FSM Labor and Immigration temporarily reverses decision to expel foreign workers

By Bill Jaynes
The Kaselehlie Press
October 13, 2016
Federated States of Micronesia—In late August, the FSM’s Department of Labor and Immigration (L&I) notified Pohnpei’s Chief of the State Labor Office that it was returning applications for 46 foreign employees without its endorsement. The letter said that Pohnpei should notify the employers of those foreign workers that they should make arrangements for the employees to leave the FSM’s jurisdiction within 15 days of the notice.
The vast majority of the foreign workers listed on the letter were Filipinos. Joses Gallen, FSM’s Secretary for the Department of Justice (DOJ) said that is “because they constitute more than 80% of alien labor in this country.”
Two days later the Chuuk Office of FSM Labor and Immigration similarly notified employers in Chuuk that it would not be renewing contracts for foreign laborers. Shortly thereafter, several business owners and employers in Chuuk received letters detailing the names of their foreign workers who needed to leave the FSM within 15 days of that notice.


At least one attorney petitioned the action on behalf of a client. An Assistant Attorney General at FSM DOJ told the attorney in an email that DOJ had instructed L&I to rescind the letter.
Isaac Artui of Pohnpei’s Labor Office said that there was never any formal written communication saying that the L&I letter had been rescinded. He said that his office received a phone call from L&I saying that they should go ahead and process the labor permits for the named employees.
“It was not rescinded,” Gallen said during an online chat. “It was only extended for the next 6 months and up to a year to give all employers and their alien employees time to develop their plans to train up locals to do the work that most of the alien laborers are doing.”
Artui said that the State labor authorities have not been notified that the FSM merely deferred the action rather than rescinding it outright.
“For the record,” Gallen said, “currently the National Government is reviewing the FSM Labor laws and regulations including FSM Foreign Investment laws and regulations to (be) more economically and socially driven in the interest of the FSM given the current trend of increased and dominant foreign laborers in the country, and the mass exodus of FSM citizens leaving the FSM, and their families looking for...better opportunities than in the FSM. This is politically, socially, and economically incorrect.”
“Why are we hiring more aliens to do the work that the locals can do,” Gallen wrote. “Why are we allowing our citizens to leave the country to look for opportunity outside? Two simple answers: 1) We are not providing the opportunity; 2) Government and private sectors prefer outsiders because they do not have funerals. These are wrong—politically wrong and economically wrong.”

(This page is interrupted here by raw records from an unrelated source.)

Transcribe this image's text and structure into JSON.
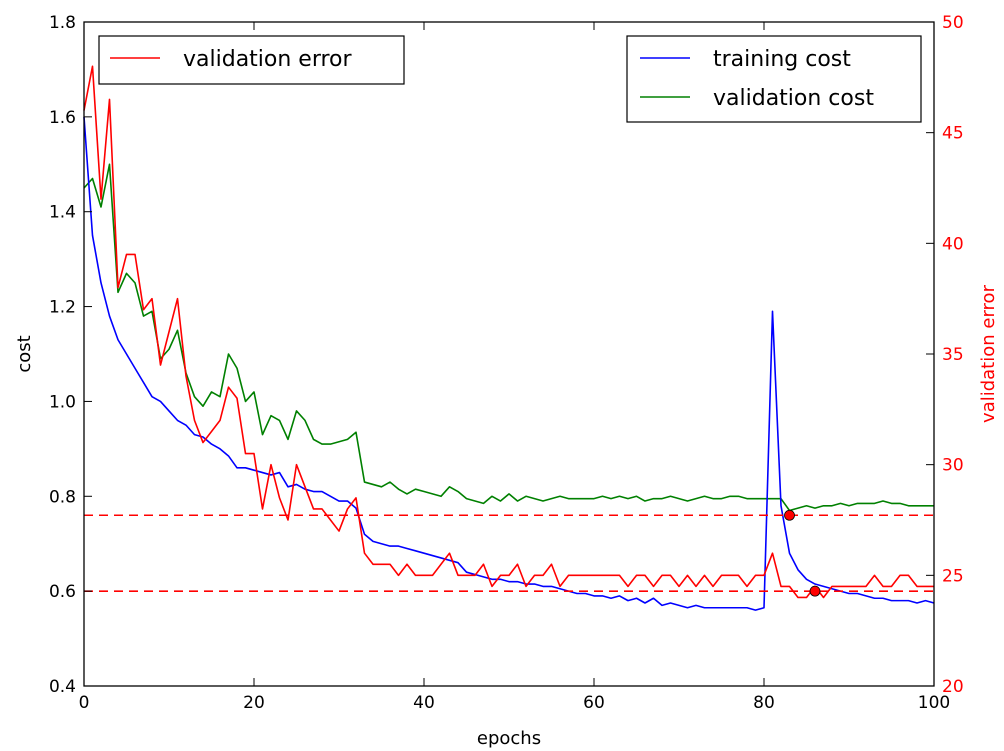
{
  "chart_data": {
    "type": "line",
    "xlabel": "epochs",
    "ylabel": "cost",
    "ylabel_right": "validation error",
    "xlim": [
      0,
      100
    ],
    "ylim": [
      0.4,
      1.8
    ],
    "ylim_right": [
      20,
      50
    ],
    "xticks": [
      "0",
      "20",
      "40",
      "60",
      "80",
      "100"
    ],
    "yticks": [
      "0.4",
      "0.6",
      "0.8",
      "1.0",
      "1.2",
      "1.4",
      "1.6",
      "1.8"
    ],
    "yticks_right": [
      "20",
      "25",
      "30",
      "35",
      "40",
      "45",
      "50"
    ],
    "grid": false,
    "legends": {
      "left": {
        "placement": "upper-left",
        "entries": [
          "validation error"
        ]
      },
      "right": {
        "placement": "upper-right",
        "entries": [
          "training cost",
          "validation cost"
        ]
      }
    },
    "colors": {
      "training": "#0000ff",
      "validation_cost": "#008000",
      "validation_error": "#ff0000"
    },
    "series": [
      {
        "name": "training cost",
        "axis": "left",
        "x": [
          0,
          1,
          2,
          3,
          4,
          5,
          6,
          7,
          8,
          9,
          10,
          11,
          12,
          13,
          14,
          15,
          16,
          17,
          18,
          19,
          20,
          21,
          22,
          23,
          24,
          25,
          26,
          27,
          28,
          29,
          30,
          31,
          32,
          33,
          34,
          35,
          36,
          37,
          38,
          39,
          40,
          41,
          42,
          43,
          44,
          45,
          46,
          47,
          48,
          49,
          50,
          51,
          52,
          53,
          54,
          55,
          56,
          57,
          58,
          59,
          60,
          61,
          62,
          63,
          64,
          65,
          66,
          67,
          68,
          69,
          70,
          71,
          72,
          73,
          74,
          75,
          76,
          77,
          78,
          79,
          80,
          81,
          82,
          83,
          84,
          85,
          86,
          87,
          88,
          89,
          90,
          91,
          92,
          93,
          94,
          95,
          96,
          97,
          98,
          99,
          100
        ],
        "y": [
          1.6,
          1.35,
          1.25,
          1.18,
          1.13,
          1.1,
          1.07,
          1.04,
          1.01,
          1.0,
          0.98,
          0.96,
          0.95,
          0.93,
          0.925,
          0.91,
          0.9,
          0.885,
          0.86,
          0.86,
          0.855,
          0.85,
          0.845,
          0.85,
          0.82,
          0.825,
          0.815,
          0.81,
          0.81,
          0.8,
          0.79,
          0.79,
          0.775,
          0.72,
          0.705,
          0.7,
          0.695,
          0.695,
          0.69,
          0.685,
          0.68,
          0.675,
          0.67,
          0.665,
          0.66,
          0.64,
          0.635,
          0.63,
          0.625,
          0.625,
          0.62,
          0.62,
          0.615,
          0.615,
          0.61,
          0.61,
          0.605,
          0.6,
          0.595,
          0.595,
          0.59,
          0.59,
          0.585,
          0.59,
          0.58,
          0.585,
          0.575,
          0.585,
          0.57,
          0.575,
          0.57,
          0.565,
          0.57,
          0.565,
          0.565,
          0.565,
          0.565,
          0.565,
          0.565,
          0.56,
          0.565,
          1.19,
          0.78,
          0.68,
          0.645,
          0.625,
          0.615,
          0.61,
          0.605,
          0.6,
          0.595,
          0.595,
          0.59,
          0.585,
          0.585,
          0.58,
          0.58,
          0.58,
          0.575,
          0.58,
          0.575
        ]
      },
      {
        "name": "validation cost",
        "axis": "left",
        "x": [
          0,
          1,
          2,
          3,
          4,
          5,
          6,
          7,
          8,
          9,
          10,
          11,
          12,
          13,
          14,
          15,
          16,
          17,
          18,
          19,
          20,
          21,
          22,
          23,
          24,
          25,
          26,
          27,
          28,
          29,
          30,
          31,
          32,
          33,
          34,
          35,
          36,
          37,
          38,
          39,
          40,
          41,
          42,
          43,
          44,
          45,
          46,
          47,
          48,
          49,
          50,
          51,
          52,
          53,
          54,
          55,
          56,
          57,
          58,
          59,
          60,
          61,
          62,
          63,
          64,
          65,
          66,
          67,
          68,
          69,
          70,
          71,
          72,
          73,
          74,
          75,
          76,
          77,
          78,
          79,
          80,
          81,
          82,
          83,
          84,
          85,
          86,
          87,
          88,
          89,
          90,
          91,
          92,
          93,
          94,
          95,
          96,
          97,
          98,
          99,
          100
        ],
        "y": [
          1.45,
          1.47,
          1.41,
          1.5,
          1.23,
          1.27,
          1.25,
          1.18,
          1.19,
          1.09,
          1.11,
          1.15,
          1.06,
          1.01,
          0.99,
          1.02,
          1.01,
          1.1,
          1.07,
          1.0,
          1.02,
          0.93,
          0.97,
          0.96,
          0.92,
          0.98,
          0.96,
          0.92,
          0.91,
          0.91,
          0.915,
          0.92,
          0.935,
          0.83,
          0.825,
          0.82,
          0.83,
          0.815,
          0.805,
          0.815,
          0.81,
          0.805,
          0.8,
          0.82,
          0.81,
          0.795,
          0.79,
          0.785,
          0.8,
          0.79,
          0.805,
          0.79,
          0.8,
          0.795,
          0.79,
          0.795,
          0.8,
          0.795,
          0.795,
          0.795,
          0.795,
          0.8,
          0.795,
          0.8,
          0.795,
          0.8,
          0.79,
          0.795,
          0.795,
          0.8,
          0.795,
          0.79,
          0.795,
          0.8,
          0.795,
          0.795,
          0.8,
          0.8,
          0.795,
          0.795,
          0.795,
          0.795,
          0.795,
          0.77,
          0.775,
          0.78,
          0.775,
          0.78,
          0.78,
          0.785,
          0.78,
          0.785,
          0.785,
          0.785,
          0.79,
          0.785,
          0.785,
          0.78,
          0.78,
          0.78,
          0.78
        ]
      },
      {
        "name": "validation error",
        "axis": "right",
        "x": [
          0,
          1,
          2,
          3,
          4,
          5,
          6,
          7,
          8,
          9,
          10,
          11,
          12,
          13,
          14,
          15,
          16,
          17,
          18,
          19,
          20,
          21,
          22,
          23,
          24,
          25,
          26,
          27,
          28,
          29,
          30,
          31,
          32,
          33,
          34,
          35,
          36,
          37,
          38,
          39,
          40,
          41,
          42,
          43,
          44,
          45,
          46,
          47,
          48,
          49,
          50,
          51,
          52,
          53,
          54,
          55,
          56,
          57,
          58,
          59,
          60,
          61,
          62,
          63,
          64,
          65,
          66,
          67,
          68,
          69,
          70,
          71,
          72,
          73,
          74,
          75,
          76,
          77,
          78,
          79,
          80,
          81,
          82,
          83,
          84,
          85,
          86,
          87,
          88,
          89,
          90,
          91,
          92,
          93,
          94,
          95,
          96,
          97,
          98,
          99,
          100
        ],
        "y": [
          46.0,
          48.0,
          42.0,
          46.5,
          38.0,
          39.5,
          39.5,
          37.0,
          37.5,
          34.5,
          36.0,
          37.5,
          34.0,
          32.0,
          31.0,
          31.5,
          32.0,
          33.5,
          33.0,
          30.5,
          30.5,
          28.0,
          30.0,
          28.5,
          27.5,
          30.0,
          29.0,
          28.0,
          28.0,
          27.5,
          27.0,
          28.0,
          28.5,
          26.0,
          25.5,
          25.5,
          25.5,
          25.0,
          25.5,
          25.0,
          25.0,
          25.0,
          25.5,
          26.0,
          25.0,
          25.0,
          25.0,
          25.5,
          24.5,
          25.0,
          25.0,
          25.5,
          24.5,
          25.0,
          25.0,
          25.5,
          24.5,
          25.0,
          25.0,
          25.0,
          25.0,
          25.0,
          25.0,
          25.0,
          24.5,
          25.0,
          25.0,
          24.5,
          25.0,
          25.0,
          24.5,
          25.0,
          24.5,
          25.0,
          24.5,
          25.0,
          25.0,
          25.0,
          24.5,
          25.0,
          25.0,
          26.0,
          24.5,
          24.5,
          24.0,
          24.0,
          24.5,
          24.0,
          24.5,
          24.5,
          24.5,
          24.5,
          24.5,
          25.0,
          24.5,
          24.5,
          25.0,
          25.0,
          24.5,
          24.5,
          24.5
        ]
      }
    ],
    "reference_lines": [
      {
        "axis": "left",
        "y": 0.76,
        "style": "dashed",
        "color": "#ff0000"
      },
      {
        "axis": "left",
        "y": 0.6,
        "style": "dashed",
        "color": "#ff0000"
      }
    ],
    "markers": [
      {
        "axis": "left",
        "x": 83,
        "y": 0.76,
        "color": "#ff0000"
      },
      {
        "axis": "left",
        "x": 86,
        "y": 0.6,
        "color": "#ff0000"
      }
    ]
  }
}
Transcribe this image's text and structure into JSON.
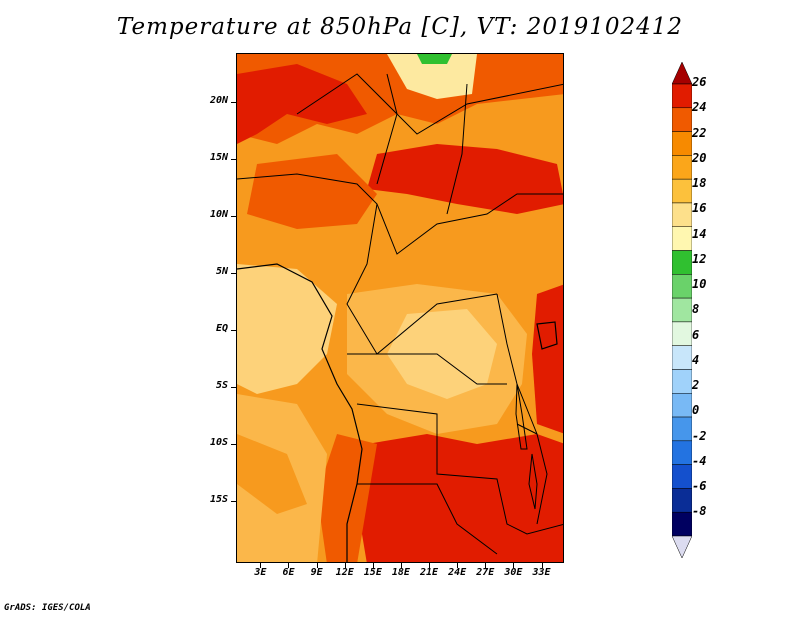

The FSM’s letter to the Pohnpei labor office said that the FSM Code “states the functions and duties of employment service which is ‘to conduct continuing surveys of manpower needs, assist in preparing training programs, and recommend other measures for alleviating shortages and reducing the need for nonresident workers.’”
Gallen confirmed that the FSM has not been conducting labor surveys to determine whether or not qualified locals are available for positions that are currently being filled by foreign nationals.
Artui said that the Pohnpei Office of Personnel and Labor has been doing surveys. He claims that the move by FSM L&I is an attempt to wrest control of the process of issuing permits from the States. “We have our own labor laws for the best interest of Pohnpei State,” he said.
Gallen asserts that employers have not been training locals to fill positions currently occupied by alien workers. He didn’t answer when we asked several times if that had been happening in the retail businesses he owns.
Some FSM employers have complained that they quite often spend time and money to train their fellow citizens only to have those employees take their new skills to Guam or to the US mainland.
Artui said that his office has issued work permits to all of the alien workers mentioned on L&I’s list, so at least until it is time to once again renew the permits, those employees are legally authorized to work under their contracts. He said that his office would continue to issue permits for applications that meet the requirements of the law and with Pohnpei’s labor needs.